Question

: Three bags contain 3 red, 7 black; 8 red, 2 black, and 4 red & 6 black balls respectively. 1 of the bags is selected at random and a ball is drawn from it. If the ball drawn is red, find the probability that it is drawn from the third bag.​

Answer 1

QUESTION :-

Three bags contain 3 red, 7 black; 8 red, 2 black, and 4 red & 6 black balls respectively. 1 of the bags is selected at random and a ball is drawn from it. If the ball drawn is red, find the probability that it is drawn from the third bag.

SOLUTION :-

$\implies$let the E1 ,E2,E3 and A are event defined as follows .

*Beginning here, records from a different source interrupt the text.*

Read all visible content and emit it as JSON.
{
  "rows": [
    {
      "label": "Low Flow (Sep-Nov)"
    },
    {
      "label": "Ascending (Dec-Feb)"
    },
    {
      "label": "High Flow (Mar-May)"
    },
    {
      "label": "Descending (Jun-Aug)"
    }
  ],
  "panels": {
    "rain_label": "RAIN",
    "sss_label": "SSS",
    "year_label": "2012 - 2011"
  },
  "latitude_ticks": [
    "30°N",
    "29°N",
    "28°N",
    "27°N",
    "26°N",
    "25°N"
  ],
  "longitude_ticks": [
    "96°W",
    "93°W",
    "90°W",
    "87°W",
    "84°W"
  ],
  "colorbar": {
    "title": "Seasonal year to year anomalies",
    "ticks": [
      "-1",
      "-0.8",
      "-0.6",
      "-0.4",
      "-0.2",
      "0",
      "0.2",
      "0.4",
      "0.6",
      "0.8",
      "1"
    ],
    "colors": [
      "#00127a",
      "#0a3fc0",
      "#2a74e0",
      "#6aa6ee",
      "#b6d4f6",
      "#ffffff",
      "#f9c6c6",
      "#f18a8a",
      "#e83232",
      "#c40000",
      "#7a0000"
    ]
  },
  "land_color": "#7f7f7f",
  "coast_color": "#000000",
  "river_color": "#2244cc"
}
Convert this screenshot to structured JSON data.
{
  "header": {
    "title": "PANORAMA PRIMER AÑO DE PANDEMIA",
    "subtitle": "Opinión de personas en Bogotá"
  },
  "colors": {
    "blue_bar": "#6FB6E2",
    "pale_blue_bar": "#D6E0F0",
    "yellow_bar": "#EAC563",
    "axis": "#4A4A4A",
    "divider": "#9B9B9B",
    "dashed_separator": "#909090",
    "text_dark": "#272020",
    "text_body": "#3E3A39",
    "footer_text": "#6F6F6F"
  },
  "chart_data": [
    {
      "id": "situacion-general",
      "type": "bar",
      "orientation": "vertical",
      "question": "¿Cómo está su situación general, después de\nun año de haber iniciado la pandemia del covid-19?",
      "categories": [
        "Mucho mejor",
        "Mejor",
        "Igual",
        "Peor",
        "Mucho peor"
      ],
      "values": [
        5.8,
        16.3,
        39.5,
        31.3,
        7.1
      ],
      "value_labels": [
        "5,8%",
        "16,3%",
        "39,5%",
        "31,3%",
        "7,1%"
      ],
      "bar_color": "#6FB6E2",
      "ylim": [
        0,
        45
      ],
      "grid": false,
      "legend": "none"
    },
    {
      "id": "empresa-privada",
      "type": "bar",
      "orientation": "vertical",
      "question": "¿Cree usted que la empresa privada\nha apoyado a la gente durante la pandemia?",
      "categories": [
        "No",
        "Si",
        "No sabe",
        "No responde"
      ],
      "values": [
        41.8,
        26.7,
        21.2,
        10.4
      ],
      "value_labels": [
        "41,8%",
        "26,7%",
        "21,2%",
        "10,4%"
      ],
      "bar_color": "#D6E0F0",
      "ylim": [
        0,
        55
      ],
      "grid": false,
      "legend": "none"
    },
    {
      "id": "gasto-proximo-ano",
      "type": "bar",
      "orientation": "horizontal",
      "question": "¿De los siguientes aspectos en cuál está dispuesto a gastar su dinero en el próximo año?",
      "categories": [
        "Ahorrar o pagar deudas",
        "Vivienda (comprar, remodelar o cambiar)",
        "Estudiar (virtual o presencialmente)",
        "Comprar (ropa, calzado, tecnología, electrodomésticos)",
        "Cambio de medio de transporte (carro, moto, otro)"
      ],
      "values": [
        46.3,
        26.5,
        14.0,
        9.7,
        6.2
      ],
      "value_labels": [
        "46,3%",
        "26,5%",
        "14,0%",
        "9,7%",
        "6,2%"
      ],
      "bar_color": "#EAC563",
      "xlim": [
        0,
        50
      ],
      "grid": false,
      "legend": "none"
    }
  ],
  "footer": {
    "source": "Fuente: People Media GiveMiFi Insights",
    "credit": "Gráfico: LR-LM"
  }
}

$\implies$E1 = first bag is chosen

$\implies$E2= second bag is chosen

$\implies$E3 = third bag is chosen

$\implies$A = ball drawn is red

$\implies$since , there are three bags and one of the bags is chosen at random, so

$\implies$ p(E1) = p(E2)=p(E3) = 1/3.

$\implies$if E1 has already occurred, then first bag has been chosen which contains 3 red and 7 black balls. the probability of drawing 1 red ball from it is 3/10. So, p(A/$\sf{E_1)}$= 3/10 , similarly p(A/$\sf{E_2)}$ = 8/10 , and p(A/$\sf{E_3)}$ = 4/10 . we required to find p($\sf{E_3/A)}$ i.e. given that the ball drawn is red, what is the probability that the ball is drawn from the third bag by baye's rule.

= ⅓ × ¼ / ⅓×3/10 + ⅓×8/10 + ⅓× 4/10

=$\red{\boxed{\underline{4/15 .}}}$

Therefore, the probability that it is drawn from the third bag is 4/15.